Bas les masques


Je ne sais si les muses sont en vacances ou si au contraire elles manquent de clients à inspirer, toujours est-il que parfois les idées fusent, tout comme un champ dont le semis aurait été trop serré, la récolte est épaisse, la boulimie d’écriture génère ses proses sans pauses ni poses. Le travail d’écriture, même s’il est un jeu, nécessite de la matière pour s’exprimer, tout comme le sculpteur part de son bout de matière, glaise, marbre, pierre, pour en tirer l’œuvre qui dedans y dormait, écrire n’est faisable que lorsqu’il y a de quoi écrire, à moins d’être un moine copieur, ancêtre de nos photocopieuses et autres imprimeries, recopiant à l’infini la copie des précieux écrits, il est vrai que les trente-cinq heures n’étaient pas encore nées ni les loisirs autres en odeur de sainteté. Point de copie, juste une mise en ligne de choses tordues poussant dans la tête, juste une exercice récréatif, exutoire peut-être, libérateur sûrement en tout cas, très amusant. Et si les muses se lâchent ainsi, c’est aussi qu’il n’y a personne sur le périphérique en cette époque, les bouchons et les gêneurs étant aux abonnés absents. Les grands flux migratoires de l’histoire de la vie se retrouvent dans une situation similaire à il y a quelques années, période faste et agréable, qui, si elle a vu l’invention de l’écriture sur blog n’en est pas moins qu’une continuité dans une vie de gratteur de papier. Simple constat qu’il est aisé de mesurer et d’en jouir, l’autosatisfaction ne faisant de mal à personne. Honni soit qui mal y pense, avait pour devise l’ordre de la jarretière, voilà qui devrait élever les ébats. Ah oui, l’humour est là, bien sûr, sans quoi la vie serait d’une tristesse à en pleurer, n’est-il pas ?

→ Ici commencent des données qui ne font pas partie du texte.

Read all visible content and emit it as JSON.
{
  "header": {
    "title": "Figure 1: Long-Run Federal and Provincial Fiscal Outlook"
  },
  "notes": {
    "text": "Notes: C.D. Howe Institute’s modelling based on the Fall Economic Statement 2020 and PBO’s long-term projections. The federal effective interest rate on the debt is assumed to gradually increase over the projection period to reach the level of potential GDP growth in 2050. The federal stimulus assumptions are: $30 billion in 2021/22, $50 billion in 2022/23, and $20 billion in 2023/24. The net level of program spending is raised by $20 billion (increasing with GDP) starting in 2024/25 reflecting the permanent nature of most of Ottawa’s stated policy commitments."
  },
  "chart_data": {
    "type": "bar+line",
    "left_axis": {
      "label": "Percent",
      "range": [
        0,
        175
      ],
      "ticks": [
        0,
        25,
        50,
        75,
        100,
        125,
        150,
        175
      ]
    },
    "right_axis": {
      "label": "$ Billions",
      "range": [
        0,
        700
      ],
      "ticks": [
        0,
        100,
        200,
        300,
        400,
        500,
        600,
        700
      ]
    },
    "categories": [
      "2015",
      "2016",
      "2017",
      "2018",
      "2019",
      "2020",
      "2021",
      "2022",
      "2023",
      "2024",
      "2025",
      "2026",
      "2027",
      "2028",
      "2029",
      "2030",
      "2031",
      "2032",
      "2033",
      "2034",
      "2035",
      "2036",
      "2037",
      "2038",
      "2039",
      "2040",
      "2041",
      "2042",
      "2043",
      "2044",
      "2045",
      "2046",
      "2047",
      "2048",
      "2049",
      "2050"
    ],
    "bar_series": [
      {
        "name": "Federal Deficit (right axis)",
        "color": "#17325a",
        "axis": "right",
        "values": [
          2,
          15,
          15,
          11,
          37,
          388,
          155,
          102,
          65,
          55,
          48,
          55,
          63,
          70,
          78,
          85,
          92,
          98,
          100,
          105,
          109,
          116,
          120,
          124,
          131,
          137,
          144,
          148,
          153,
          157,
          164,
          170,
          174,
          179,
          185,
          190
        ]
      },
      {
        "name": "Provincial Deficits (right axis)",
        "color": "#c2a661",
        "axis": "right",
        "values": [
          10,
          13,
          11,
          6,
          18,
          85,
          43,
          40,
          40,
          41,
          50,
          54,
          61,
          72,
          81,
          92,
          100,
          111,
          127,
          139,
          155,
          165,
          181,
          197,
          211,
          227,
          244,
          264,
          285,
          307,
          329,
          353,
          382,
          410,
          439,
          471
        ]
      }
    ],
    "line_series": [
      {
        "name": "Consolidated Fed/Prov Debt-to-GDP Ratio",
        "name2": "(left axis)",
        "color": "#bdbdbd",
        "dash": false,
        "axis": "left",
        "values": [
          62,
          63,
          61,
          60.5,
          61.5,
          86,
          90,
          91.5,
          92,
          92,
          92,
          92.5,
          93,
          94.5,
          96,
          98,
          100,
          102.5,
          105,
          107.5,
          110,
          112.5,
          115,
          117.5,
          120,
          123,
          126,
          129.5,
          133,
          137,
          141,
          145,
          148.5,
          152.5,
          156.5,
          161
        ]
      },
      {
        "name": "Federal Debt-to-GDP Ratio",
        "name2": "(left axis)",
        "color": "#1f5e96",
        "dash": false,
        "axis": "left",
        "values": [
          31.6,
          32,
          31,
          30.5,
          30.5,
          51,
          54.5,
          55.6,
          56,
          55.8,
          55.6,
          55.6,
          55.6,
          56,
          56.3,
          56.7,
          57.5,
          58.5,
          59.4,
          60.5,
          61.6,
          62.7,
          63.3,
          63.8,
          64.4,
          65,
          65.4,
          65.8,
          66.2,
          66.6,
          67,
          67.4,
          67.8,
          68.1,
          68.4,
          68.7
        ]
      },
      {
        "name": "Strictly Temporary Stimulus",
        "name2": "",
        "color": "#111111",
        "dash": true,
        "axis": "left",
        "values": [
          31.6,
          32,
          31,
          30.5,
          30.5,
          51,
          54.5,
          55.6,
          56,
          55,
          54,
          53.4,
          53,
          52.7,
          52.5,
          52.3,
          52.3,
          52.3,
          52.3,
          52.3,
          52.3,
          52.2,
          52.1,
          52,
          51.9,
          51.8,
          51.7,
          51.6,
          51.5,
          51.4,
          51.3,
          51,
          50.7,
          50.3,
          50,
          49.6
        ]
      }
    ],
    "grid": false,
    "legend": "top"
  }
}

Que les muses s’amusent à dicteur leurs courriers vers les quelques survivant qui œuvrent encore dans cet été cuisant, soit, mais alors, qu’elles le dictent bien. C’est vrai quoi ! Passons encore sur les métaphores et les décors naturels à un point qu’ils en paraissent surnaturels, mais tout de même, peut-on passer plus longtemps sous silence l’importance de la clé de onze dans le démontage et le montage de la deux chevaux ou bien encore la composition étonnante d’un mètre carré de plage océane après le passage de hordes de vacanciers ? Ah oui, il y a matière, mais il y a aussi matière et matière, certains jours on préfère le marbre, noble, et si riche de ses veines et des ses grains mais si dur à travailler, d’autres jours, on préférera l’argile réclamant du doigté et de la douceur dans la maitrise du couteau sous peine de détruire ce qui dormait dans ce bloc mou. Il y a des évidences comme des envies dansent, il y a surtout l’envie, les mots, les mots, toujours les mots, bruts ou lisses, précis ou noyés de sens, sens dessus-dessous, sens états d’âmes,  sensibles, sentiments et sensations, sempiternel jeu d’écriture qui ne rapporte rien, mais qui enrichit de prose les pages fussent-elles virtuelles. Il fait chaud, il fait ombre, il fait bon écrire et laisser jongler les mots dans leurs farandoles de phrases, parce que la vie danse, parce que la vie chante, parce que la vie rit, parce que la vie est surtout ce qu’on a de plus beau, de plus précieux, de plus authentique.

Il n’a pas toujours été facile d’écrire, parce que parfois les muses s’amusent ailleurs, parce que parfois nos vies leurs font peur, parce qu’au fond, la muse n’existe que lorsqu’elle a écoute, il faut savoir prêter l’oreille, vouloir être sur la bonne longueur d’ondes et non au ras des pâquerettes, ou pire, au trente sixième dessous. Trente sixième de sous ? Bigre, ça ne fait pas beaucoup, alors, ça ne vaut pas le coup de s’y étendre, d’y descendre, non, préférons-y le soleil, la tête haute, le regard droit vers ces horizons qui happeront nos pas comme le phare appelle les bateaux vers le bon port au soir venu. Debout ! Marchons, que le sang impur s’en aille rejoindre le sillon, c’est vivant et disponible que nous avancerons, c’est au grand jour et sans attrait que nous irons, l’être est bien plus fort et bien plus puissant que le paraitre, il y a trop de masque, trop d’erreur, soyons nous, soyons. Bas les masques, profitons de la vie, elle est belle et sourit en réponse à ceux qui lui sourient.